我正在尝试将音频从（Pepper 机器人）麦克风流式传输到 DialogFlow。我有用于发送音频块的工作代码。当我发送请求时，响应包含消息None Exception iterating requests!。我以前从音频文件中读取时看到过这个错误。但是，我看不出我现在传递的数据有什么问题。

processRemote 会在麦克风录制某些内容时被调用。将sound_data[0].tostring() 写入 StringIO 并稍后以 4096 字节的块检索它时，该解决方案有效。

self.processing_queue 应该保存一些音频块，在处理新音频之前应该对其进行处理。

self.session_client.streaming_detect_intent(requests) 的响应中出现错误。

感谢任何想法。

    def processRemote(self, nbOfChannels, nbOfSamplesByChannel, timeStamp, inputBuffer):
        """audio stream callback method with simple silence detection"""
        sound_data_interlaced = np.fromstring(str(inputBuffer), dtype=np.int16)
        sound_data = np.reshape(sound_data_interlaced,
                                (nbOfChannels, nbOfSamplesByChannel), 'F')
        peak_value = np.max(sound_data)
        chunk = sound_data[0].tostring()
        self.processing_queue.append(chunk)
        if self.is_active:
            # detect sound
            if peak_value > 6000:
                print("Peak:", peak_value)
                if not self.recordingInProgress:
                    self.startRecording()

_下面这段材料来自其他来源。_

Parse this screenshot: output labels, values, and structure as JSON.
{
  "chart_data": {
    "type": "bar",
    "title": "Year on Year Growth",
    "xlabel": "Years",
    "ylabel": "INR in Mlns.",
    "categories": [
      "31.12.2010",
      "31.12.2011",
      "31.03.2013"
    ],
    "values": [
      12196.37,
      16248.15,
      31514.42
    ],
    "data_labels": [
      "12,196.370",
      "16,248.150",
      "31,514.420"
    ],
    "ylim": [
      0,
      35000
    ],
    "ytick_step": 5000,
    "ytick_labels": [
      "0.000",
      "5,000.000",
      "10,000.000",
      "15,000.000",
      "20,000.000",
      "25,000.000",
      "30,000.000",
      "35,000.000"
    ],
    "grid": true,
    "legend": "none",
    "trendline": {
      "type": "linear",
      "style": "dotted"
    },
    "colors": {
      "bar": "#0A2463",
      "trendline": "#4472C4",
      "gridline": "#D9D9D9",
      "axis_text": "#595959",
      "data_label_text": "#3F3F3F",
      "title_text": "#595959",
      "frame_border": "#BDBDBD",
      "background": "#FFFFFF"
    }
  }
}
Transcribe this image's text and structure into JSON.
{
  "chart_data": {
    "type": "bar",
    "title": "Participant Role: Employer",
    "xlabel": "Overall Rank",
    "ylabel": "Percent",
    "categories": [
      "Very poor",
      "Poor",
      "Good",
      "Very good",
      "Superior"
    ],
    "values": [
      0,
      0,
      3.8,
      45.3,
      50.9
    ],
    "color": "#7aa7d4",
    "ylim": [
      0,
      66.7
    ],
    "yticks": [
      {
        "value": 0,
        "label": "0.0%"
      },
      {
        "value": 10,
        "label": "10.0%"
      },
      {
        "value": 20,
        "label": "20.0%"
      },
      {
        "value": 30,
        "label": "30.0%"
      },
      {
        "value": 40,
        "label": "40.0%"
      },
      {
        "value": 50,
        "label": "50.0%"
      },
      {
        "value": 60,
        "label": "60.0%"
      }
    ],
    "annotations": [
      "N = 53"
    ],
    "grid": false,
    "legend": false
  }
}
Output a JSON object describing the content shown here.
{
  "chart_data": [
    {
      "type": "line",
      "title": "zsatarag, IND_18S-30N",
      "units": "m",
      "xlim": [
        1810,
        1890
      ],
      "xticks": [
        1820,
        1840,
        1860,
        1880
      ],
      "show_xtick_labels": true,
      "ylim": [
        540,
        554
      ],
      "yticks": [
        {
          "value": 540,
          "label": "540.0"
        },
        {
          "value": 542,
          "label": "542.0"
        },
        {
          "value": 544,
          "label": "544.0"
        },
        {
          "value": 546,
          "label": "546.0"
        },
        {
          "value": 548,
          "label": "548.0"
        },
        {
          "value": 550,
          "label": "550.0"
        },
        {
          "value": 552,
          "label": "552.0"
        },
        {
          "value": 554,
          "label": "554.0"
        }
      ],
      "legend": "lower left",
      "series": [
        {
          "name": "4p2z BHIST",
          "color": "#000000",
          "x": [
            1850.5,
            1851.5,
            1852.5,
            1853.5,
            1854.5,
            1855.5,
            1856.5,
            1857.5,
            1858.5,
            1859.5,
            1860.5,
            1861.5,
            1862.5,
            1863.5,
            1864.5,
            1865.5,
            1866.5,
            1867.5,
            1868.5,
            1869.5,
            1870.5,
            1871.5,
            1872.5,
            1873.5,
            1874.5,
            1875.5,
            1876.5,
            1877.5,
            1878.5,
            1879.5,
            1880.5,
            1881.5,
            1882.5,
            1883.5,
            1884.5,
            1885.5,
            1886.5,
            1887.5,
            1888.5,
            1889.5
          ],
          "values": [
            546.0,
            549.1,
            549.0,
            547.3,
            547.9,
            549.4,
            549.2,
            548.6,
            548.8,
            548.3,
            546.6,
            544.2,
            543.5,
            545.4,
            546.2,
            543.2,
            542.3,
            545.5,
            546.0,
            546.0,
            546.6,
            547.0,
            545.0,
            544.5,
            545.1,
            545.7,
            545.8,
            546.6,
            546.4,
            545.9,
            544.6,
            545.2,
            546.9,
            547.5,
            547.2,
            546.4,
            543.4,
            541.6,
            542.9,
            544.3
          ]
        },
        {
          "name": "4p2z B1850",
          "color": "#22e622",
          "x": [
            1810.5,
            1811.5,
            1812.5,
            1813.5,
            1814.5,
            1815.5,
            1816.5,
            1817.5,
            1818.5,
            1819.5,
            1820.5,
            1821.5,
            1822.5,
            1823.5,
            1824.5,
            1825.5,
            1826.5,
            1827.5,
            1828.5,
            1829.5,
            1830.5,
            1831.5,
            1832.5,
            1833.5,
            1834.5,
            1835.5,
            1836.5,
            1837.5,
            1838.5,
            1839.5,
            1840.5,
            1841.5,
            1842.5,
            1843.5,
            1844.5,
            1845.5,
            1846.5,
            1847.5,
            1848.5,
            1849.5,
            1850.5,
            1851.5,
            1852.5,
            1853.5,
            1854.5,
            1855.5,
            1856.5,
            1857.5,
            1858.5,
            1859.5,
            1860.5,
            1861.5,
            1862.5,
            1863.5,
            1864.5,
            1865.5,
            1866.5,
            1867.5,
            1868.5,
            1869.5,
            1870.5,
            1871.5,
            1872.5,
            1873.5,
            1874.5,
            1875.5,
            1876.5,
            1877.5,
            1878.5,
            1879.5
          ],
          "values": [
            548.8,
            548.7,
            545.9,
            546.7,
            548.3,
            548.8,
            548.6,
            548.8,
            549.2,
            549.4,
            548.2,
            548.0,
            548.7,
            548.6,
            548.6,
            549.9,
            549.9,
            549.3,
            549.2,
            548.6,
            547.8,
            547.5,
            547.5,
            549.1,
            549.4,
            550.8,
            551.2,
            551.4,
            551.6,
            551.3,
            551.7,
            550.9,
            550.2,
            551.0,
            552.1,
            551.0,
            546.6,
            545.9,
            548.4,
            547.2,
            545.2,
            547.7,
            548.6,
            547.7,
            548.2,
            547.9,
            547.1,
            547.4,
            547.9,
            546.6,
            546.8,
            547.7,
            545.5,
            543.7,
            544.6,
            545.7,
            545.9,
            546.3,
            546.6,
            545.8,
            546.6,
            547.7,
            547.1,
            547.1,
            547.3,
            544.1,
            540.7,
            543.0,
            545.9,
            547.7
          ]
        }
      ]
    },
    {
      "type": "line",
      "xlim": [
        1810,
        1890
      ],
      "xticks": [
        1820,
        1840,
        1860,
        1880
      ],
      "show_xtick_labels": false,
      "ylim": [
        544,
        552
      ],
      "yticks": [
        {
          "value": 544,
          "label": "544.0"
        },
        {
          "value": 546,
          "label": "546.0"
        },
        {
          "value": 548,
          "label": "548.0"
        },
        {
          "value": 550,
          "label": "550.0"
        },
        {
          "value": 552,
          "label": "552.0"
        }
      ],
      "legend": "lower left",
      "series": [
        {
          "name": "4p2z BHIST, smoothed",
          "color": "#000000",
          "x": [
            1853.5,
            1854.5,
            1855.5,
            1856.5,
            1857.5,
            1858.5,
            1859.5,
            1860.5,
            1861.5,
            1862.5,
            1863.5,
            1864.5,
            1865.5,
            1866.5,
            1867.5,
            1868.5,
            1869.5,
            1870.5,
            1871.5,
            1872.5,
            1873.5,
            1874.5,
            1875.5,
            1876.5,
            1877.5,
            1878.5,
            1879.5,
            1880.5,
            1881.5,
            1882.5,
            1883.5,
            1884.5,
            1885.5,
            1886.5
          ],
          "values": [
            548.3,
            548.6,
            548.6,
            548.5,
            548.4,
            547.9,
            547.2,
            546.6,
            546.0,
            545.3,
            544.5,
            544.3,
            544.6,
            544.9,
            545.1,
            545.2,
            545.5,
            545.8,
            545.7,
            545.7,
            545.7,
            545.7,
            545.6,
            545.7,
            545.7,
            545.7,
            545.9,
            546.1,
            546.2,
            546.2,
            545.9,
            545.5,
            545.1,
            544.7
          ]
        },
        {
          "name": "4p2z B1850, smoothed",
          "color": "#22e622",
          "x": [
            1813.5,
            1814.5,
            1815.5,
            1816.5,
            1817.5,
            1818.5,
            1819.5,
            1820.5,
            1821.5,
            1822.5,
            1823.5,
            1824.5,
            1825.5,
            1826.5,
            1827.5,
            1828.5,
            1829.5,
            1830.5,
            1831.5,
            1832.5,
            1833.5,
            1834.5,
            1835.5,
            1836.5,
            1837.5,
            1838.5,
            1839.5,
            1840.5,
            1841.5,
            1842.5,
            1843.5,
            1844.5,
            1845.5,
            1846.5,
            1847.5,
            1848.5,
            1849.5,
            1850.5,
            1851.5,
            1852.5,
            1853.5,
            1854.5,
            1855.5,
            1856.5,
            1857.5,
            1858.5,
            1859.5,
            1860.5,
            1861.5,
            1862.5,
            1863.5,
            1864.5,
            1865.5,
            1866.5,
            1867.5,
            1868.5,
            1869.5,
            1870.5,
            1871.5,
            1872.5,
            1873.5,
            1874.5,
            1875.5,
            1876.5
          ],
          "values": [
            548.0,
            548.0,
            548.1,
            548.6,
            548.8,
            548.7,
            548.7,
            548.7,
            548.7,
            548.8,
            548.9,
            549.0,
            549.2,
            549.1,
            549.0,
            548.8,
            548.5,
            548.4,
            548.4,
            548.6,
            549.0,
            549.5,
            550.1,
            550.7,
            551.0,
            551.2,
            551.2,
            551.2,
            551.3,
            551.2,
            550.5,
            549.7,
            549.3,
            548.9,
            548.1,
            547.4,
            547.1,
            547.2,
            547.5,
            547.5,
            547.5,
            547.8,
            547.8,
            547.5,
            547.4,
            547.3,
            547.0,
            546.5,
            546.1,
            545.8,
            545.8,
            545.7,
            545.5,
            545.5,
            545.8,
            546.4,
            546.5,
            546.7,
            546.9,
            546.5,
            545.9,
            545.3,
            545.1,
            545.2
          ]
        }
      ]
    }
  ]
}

            # if recording is in progress we send directly to google
            try:
                if self.recordingInProgress:
                    print("preparing request proc remote")
                    requests = [dialogflow.types.StreamingDetectIntentRequest(input_audio=chunk)]
                    print("should send now")
                    responses = self.session_client.streaming_detect_intent(requests)
                    for response in responses:
                        print("checking response")
                        if len(response.fulfillment_text) != 0:
                            print("response not empty")
                            self.stopRecording(response)  # stop if we already know the intent
            except Exception as e:
                print(e)

    def startRecording(self):
        """init a in memory file object and save the last raw sound buffer to it."""
        # session path setup
        self.session_path = self.session_client.session_path(DIALOG_FLOW_GCP_PROJECT_ID, self.uuid)
        self.recordingInProgress = True
        requests = list()

        # set up streaming
        print("start streaming")
        q_input = dialogflow.types.QueryInput(audio_config=self.audio_config)
        req = dialogflow.types.StreamingDetectIntentRequest(
                        session=self.session_path, query_input=q_input)
        requests.append(req)

        # process pre-recorded audio
        print("work on stored audio")
        for chunk in self.processing_queue:
            print("appending chunk")
            try:
                requests.append(dialogflow.types.StreamingDetectIntentRequest(input_audio=chunk))
            except Exception as e:
                print(e)
        print("getting response")
        responses = self.session_client.streaming_detect_intent(requests)
        print("got response")
        print(responses)

        # iterate though responses from pre-recorded audio
        try:
            for response in responses:
                print("checking response")
                if len(response.fulfillment_text) != 0:
                    print("response not empty")
                    self.stopRecording(response)  # stop if we already know the intent
        except Exception as e:
            print(e)

        # otherwise continue listening
        print("start recording (live)")

    def stopRecording(self, query_result):
        """saves the recording to memory"""
        # stop recording
        self.recordingInProgress = False
        self.disable_google_speech(force=True)
        print("stopped recording")

        # process response
        action = query_result.action
        text = query_result.fulfillment_text.encode("utf-8")
        if (action is not None) or (text is not None):
            if len(text) != 0:
                self.speech.say(text)
            if len(action) != 0:
                parameters = query_result.parameters
                self.execute_action(action, parameters)

【问题讨论】：

标签： google-cloud-platform dialogflow-es google-speech-api pepper

【解决方案1】：

根据source code，session_client.streaming_detect_intent 函数需要一个可迭代对象作为其参数。但你目前正在给它一个请求列表。

不起作用：

requests = [dialogflow.types.StreamingDetectIntentRequest(input_audio=chunk)]
responses = self.session_client.streaming_detect_intent(requests) 
#None Exception iterating requests!

替代方案：

# wrap the list in an iterator
requests = [dialogflow.types.StreamingDetectIntentRequest(input_audio=chunk)]
responses = self.session_client.streaming_detect_intent(iter(requests))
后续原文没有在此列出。